Miss Schurmann (as I always called her) was more reserved than Marie Singer, so I learned almost nothing about her while seeing her. But a recent scholarly book about the women who worked at Anna Freud’s Clinic has drawn the curtain back for me on her own remarkable life.[3] She came from a wealthy family of German Jewish industrialists and paper manufacturers. She lost both her parents by the age of eight and was then brought up by her elder sister Leonore, who resisted their guardian’s attempts to remove the two girls from the parental home in Berlin. They remained there instead with the family servants until Leonore married and took the young Anneliese with her into the marital home. Leaving there for university, Anneliese then studied modern languages in Heidelberg and sociology and philosophy at Frankfurt, getting to know leading figures like Theodor Adorno and Paul Tillich. She left for Switzerland in 1937 but finally emigrated to England with two suitcases in 1939. She was wealthy enough to work first as a volunteer at Anna Freud’s Clinic before embarking on training as a children’s therapist and then a psychoanalyst.
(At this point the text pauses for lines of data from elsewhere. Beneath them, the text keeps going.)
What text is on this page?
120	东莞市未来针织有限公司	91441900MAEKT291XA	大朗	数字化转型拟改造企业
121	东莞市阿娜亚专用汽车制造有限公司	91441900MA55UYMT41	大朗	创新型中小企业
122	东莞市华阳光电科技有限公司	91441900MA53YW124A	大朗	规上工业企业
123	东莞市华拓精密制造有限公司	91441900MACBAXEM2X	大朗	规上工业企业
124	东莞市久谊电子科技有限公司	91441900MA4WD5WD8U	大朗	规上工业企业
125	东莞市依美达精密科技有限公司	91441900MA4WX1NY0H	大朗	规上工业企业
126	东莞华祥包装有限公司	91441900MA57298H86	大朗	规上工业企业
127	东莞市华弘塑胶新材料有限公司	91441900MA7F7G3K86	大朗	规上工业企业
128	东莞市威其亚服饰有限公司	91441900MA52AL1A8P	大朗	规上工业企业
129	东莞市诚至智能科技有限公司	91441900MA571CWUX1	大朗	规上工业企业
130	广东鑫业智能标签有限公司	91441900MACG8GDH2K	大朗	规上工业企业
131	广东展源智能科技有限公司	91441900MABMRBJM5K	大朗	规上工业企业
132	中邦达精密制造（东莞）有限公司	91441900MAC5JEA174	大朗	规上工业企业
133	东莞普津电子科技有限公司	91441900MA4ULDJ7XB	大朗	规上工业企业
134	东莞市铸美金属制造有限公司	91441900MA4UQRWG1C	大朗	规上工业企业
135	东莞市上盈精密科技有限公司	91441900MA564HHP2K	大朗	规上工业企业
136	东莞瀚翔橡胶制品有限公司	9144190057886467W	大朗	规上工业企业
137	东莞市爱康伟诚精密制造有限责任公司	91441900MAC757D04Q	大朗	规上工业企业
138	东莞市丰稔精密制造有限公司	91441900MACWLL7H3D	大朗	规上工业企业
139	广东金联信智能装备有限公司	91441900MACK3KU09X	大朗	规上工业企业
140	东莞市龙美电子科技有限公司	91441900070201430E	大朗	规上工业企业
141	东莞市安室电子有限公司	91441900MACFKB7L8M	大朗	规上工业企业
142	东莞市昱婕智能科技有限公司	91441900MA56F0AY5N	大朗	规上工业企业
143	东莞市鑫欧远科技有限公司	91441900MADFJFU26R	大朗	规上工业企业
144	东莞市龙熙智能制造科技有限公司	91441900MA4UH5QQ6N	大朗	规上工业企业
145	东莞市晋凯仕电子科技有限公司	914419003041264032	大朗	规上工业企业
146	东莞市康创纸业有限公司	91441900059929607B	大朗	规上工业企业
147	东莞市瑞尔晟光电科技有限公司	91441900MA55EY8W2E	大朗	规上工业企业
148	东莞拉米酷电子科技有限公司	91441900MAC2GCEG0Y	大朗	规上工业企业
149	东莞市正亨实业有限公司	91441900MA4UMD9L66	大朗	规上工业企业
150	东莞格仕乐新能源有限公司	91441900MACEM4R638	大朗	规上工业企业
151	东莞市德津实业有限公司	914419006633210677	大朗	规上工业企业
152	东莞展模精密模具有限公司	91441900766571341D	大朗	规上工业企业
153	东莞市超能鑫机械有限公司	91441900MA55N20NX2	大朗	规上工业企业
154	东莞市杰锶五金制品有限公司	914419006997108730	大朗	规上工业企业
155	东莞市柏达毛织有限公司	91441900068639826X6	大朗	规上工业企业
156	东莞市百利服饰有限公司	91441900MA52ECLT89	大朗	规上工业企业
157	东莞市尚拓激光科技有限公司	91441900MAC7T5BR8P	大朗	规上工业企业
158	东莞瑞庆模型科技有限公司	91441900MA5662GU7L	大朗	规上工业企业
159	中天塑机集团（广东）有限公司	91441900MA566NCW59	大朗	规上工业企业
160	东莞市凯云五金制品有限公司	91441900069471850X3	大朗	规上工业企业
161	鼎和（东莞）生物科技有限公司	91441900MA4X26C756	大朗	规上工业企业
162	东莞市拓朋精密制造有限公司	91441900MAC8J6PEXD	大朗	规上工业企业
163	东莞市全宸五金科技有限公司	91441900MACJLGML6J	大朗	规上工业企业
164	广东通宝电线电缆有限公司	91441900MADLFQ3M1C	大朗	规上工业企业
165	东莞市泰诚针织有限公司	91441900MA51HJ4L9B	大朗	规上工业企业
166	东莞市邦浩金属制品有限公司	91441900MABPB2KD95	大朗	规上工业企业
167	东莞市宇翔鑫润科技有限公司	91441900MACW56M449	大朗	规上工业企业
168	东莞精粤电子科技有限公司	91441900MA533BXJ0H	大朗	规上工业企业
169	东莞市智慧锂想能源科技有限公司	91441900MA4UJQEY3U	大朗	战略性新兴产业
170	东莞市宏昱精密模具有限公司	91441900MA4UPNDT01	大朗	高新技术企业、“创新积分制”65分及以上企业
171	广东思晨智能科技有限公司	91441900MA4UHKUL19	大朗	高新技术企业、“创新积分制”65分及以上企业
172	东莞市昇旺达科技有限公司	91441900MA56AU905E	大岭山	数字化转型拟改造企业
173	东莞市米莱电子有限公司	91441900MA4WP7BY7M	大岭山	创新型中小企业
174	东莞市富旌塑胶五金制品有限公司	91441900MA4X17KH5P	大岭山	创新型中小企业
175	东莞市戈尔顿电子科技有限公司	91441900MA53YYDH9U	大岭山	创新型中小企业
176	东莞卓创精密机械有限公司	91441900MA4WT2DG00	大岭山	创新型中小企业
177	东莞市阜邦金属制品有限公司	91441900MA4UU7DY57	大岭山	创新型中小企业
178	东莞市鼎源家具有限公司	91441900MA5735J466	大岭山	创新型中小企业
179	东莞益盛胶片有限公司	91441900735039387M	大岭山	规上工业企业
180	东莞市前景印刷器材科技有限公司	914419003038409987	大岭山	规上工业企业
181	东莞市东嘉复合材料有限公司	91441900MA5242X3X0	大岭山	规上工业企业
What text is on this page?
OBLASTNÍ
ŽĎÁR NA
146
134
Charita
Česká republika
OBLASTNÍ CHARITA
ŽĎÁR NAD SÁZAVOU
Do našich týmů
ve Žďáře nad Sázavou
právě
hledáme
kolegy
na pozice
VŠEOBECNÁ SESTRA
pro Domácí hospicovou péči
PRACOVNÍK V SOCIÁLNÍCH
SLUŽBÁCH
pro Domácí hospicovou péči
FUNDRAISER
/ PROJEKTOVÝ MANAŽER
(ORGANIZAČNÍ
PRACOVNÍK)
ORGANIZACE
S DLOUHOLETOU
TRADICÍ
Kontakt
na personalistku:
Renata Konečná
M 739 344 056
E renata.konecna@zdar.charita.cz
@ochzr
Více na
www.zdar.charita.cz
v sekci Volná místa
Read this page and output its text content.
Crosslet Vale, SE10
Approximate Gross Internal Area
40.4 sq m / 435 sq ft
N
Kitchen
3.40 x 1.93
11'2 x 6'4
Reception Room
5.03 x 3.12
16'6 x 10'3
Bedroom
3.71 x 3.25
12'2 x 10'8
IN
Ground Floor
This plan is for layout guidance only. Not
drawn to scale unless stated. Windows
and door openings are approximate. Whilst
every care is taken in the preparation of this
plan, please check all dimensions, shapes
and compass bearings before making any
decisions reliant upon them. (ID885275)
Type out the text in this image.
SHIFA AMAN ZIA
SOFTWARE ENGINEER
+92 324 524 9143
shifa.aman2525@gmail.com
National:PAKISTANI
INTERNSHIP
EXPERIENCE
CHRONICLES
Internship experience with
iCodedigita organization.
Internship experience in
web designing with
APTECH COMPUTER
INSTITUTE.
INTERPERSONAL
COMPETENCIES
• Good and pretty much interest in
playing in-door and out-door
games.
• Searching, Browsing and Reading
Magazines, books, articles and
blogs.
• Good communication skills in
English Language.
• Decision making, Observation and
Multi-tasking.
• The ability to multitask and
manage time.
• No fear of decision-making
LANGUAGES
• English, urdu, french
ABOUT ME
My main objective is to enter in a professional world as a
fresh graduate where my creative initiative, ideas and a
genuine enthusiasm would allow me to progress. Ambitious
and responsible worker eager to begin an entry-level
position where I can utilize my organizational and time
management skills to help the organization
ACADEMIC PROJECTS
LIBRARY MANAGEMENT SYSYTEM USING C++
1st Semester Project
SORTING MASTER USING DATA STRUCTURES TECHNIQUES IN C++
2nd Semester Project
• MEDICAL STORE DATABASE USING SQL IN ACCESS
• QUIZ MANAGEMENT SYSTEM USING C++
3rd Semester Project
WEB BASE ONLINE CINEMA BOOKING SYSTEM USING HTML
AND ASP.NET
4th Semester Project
For me, one of the most poignant aspects of her story was her connection with the Bonhoeffer family in Berlin. Her closest childhood friend was Susanne, the youngest of eight children of Karl Bonhoeffer, professor of neurology and psychiatry. The family appears to have informally adopted Anneliese as an orphan. Susanne’s diaries are full of accounts of her friend’s involvement in their family life, including Christmas celebrations. She seems to have been especially fond of Susanne’s brother Dietrich, who later became a priest and theologian and was executed for his involvement in an attempt to overthrow Hitler. When asked about Dietrich Bonhoeffer in her eighties, Anneliese’s eyes evidently lit up, “That’s such an old story,” she said. “Those you want, you don’t get, and those who want you, you don’t want! There’s nothing you can do.” Who knows what lay underneath those words?
Although I knew so little about them at the time I met them, it now feels an extraordinary privilege to have encountered these three remarkable women.
References
1. Clare Hall, Cambridge. Marie Battle Singer PhD 1910-1985. Available: https://www.clarehall.cam.ac.uk/marie-battle-singer-ph-d-1910-1985/ (Accessed 24 August 2025)
2. London Remembers. Enid Balint. Available: https://www.londonremembers.com/subjects/enid-balint (Accessed 24 August 2025)
3. Ludwig-Koerner C. The Women of Anna Freud’s War Nurseries: Their life and work. Abingdon: Routledge, 2024.